— Бедный Чириков. Стал поэтом, а пост в журнале потерял. Чириков пришел на службу, а за его столом уже сидит другой сотрудник.
— Какой цинизм.
— Помню, — мстительно сказал Кузин, — как он сокращал мою статью. Я сказал ему тогда: тебе этого история не простит. Ты вспомнишь этот день, Чириков. Чириков, опомнись. Ты не меня редактируешь, ты русскую культуру редактируешь. Кто знает, если бы мой текст был тогда опубликован в полном варианте — кто знает, может быть, события развивались бы иначе.
— Я уверена в этом.
— Полагаю, он теперь вспомнил тот день, — сказал вежливый гость.
— Я сказал ему в тот день: Чириков, ты своими руками роешь себе могилу. Калифы на час, где вы будете завтра? Придет время, вам станет худо — но не зовите меня на помощь, не приду! Но он не слушал меня, был опьянен успехом.
— А Тушинский? Что с ним сталось?
— Даже не знаю, — отмахнулся Борис Кириллович, — и не интересовался никогда. Бежал, а куда — неизвестно. Переоделся в женское платье, говорят, пересек границу по чужому паспорту. Не слежу за этой суетой, телевизор не смотрю.
— Гонялись за славой, гонялись за деньгами, за постами, за званиями — и что? Многого добились? — иронически заметила Ирина Кузина. — Наши знакомые (ну, знаете, из тех, что хотели урвать от жизни блага) остались ни с чем Хорошо, что нам ничего не нужно. — Она с удовольствием смотрела на толстого мужа, на румяную дочку, на синий чайник
— Кое-что бы, конечно, не помешало, — заметил Кузин, — но — не будем об этом.
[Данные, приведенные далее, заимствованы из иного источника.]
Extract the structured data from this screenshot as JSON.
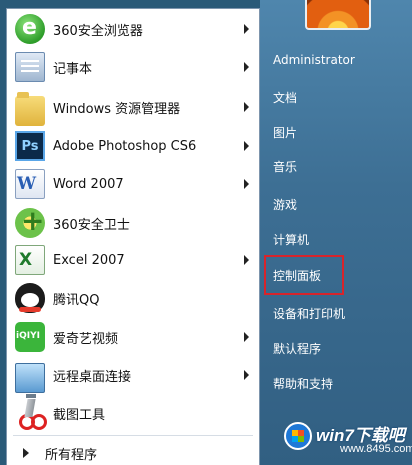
{
  "programs": [
    {
      "label": "360安全浏览器",
      "icon": "360-browser-icon",
      "has_arrow": true
    },
    {
      "label": "记事本",
      "icon": "notepad-icon",
      "has_arrow": true
    },
    {
      "label": "Windows 资源管理器",
      "icon": "folder-icon",
      "has_arrow": true
    },
    {
      "label": "Adobe Photoshop CS6",
      "icon": "photoshop-icon",
      "has_arrow": true
    },
    {
      "label": "Word 2007",
      "icon": "word-icon",
      "has_arrow": true
    },
    {
      "label": "360安全卫士",
      "icon": "360-safe-icon",
      "has_arrow": false
    },
    {
      "label": "Excel 2007",
      "icon": "excel-icon",
      "has_arrow": true
    },
    {
      "label": "腾讯QQ",
      "icon": "qq-icon",
      "has_arrow": false
    },
    {
      "label": "爱奇艺视频",
      "icon": "iqiyi-icon",
      "has_arrow": true
    },
    {
      "label": "远程桌面连接",
      "icon": "remote-desktop-icon",
      "has_arrow": true
    },
    {
      "label": "截图工具",
      "icon": "snipping-tool-icon",
      "has_arrow": false
    }
  ],
  "ps_icon_text": "Ps",
  "all_programs": "所有程序",
  "right_items": [
    "Administrator",
    "文档",
    "图片",
    "音乐",
    "游戏",
    "计算机",
    "控制面板",
    "设备和打印机",
    "默认程序",
    "帮助和支持"
  ],
  "highlighted_item": "控制面板",
  "highlight_color": "#d8242b",
  "watermark": {
    "brand": "win7下载吧",
    "url": "www.8495.com"
  }
}
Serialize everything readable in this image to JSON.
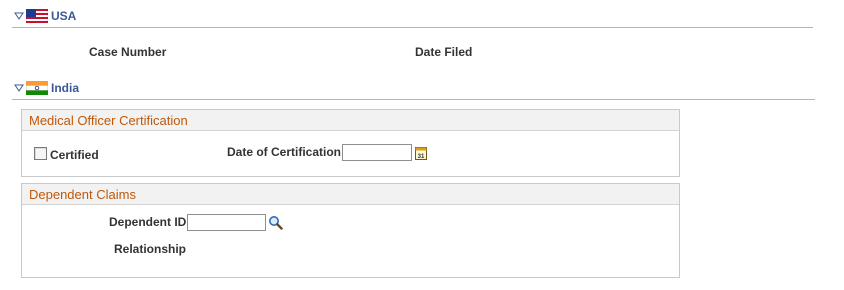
{
  "usa": {
    "title": "USA",
    "columns": {
      "case_number": "Case Number",
      "date_filed": "Date Filed"
    }
  },
  "india": {
    "title": "India",
    "medical_group": {
      "title": "Medical Officer Certification",
      "certified_label": "Certified",
      "certified_checked": false,
      "date_label": "Date of Certification",
      "date_value": "",
      "calendar_icon": "calendar-icon",
      "calendar_icon_text": "31"
    },
    "dependent_group": {
      "title": "Dependent Claims",
      "dependent_id_label": "Dependent ID",
      "dependent_id_value": "",
      "lookup_icon": "magnifier-icon",
      "relationship_label": "Relationship"
    }
  },
  "colors": {
    "section_title": "#3b5998",
    "group_title": "#c0580a",
    "group_header_bg": "#f2f2f2",
    "border": "#c9c9c9"
  }
}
— Мне лично, — сказала Ирина, — не хватает только электрического тостера. Остальное — есть.
— Что же, — сказал гость, — вам можно позавидовать. Истинно мудр тот, кто не хочет лишнего. Вы считаете, Тушинского погубили амбиции? Слишком смелые планы вынашивал, да?
— Ничего не знаю, откуда мне знать про него? — Петух не закричал, только деревянная кукушка в старинных часах прокуковала, и Борис Кузин вздрогнул.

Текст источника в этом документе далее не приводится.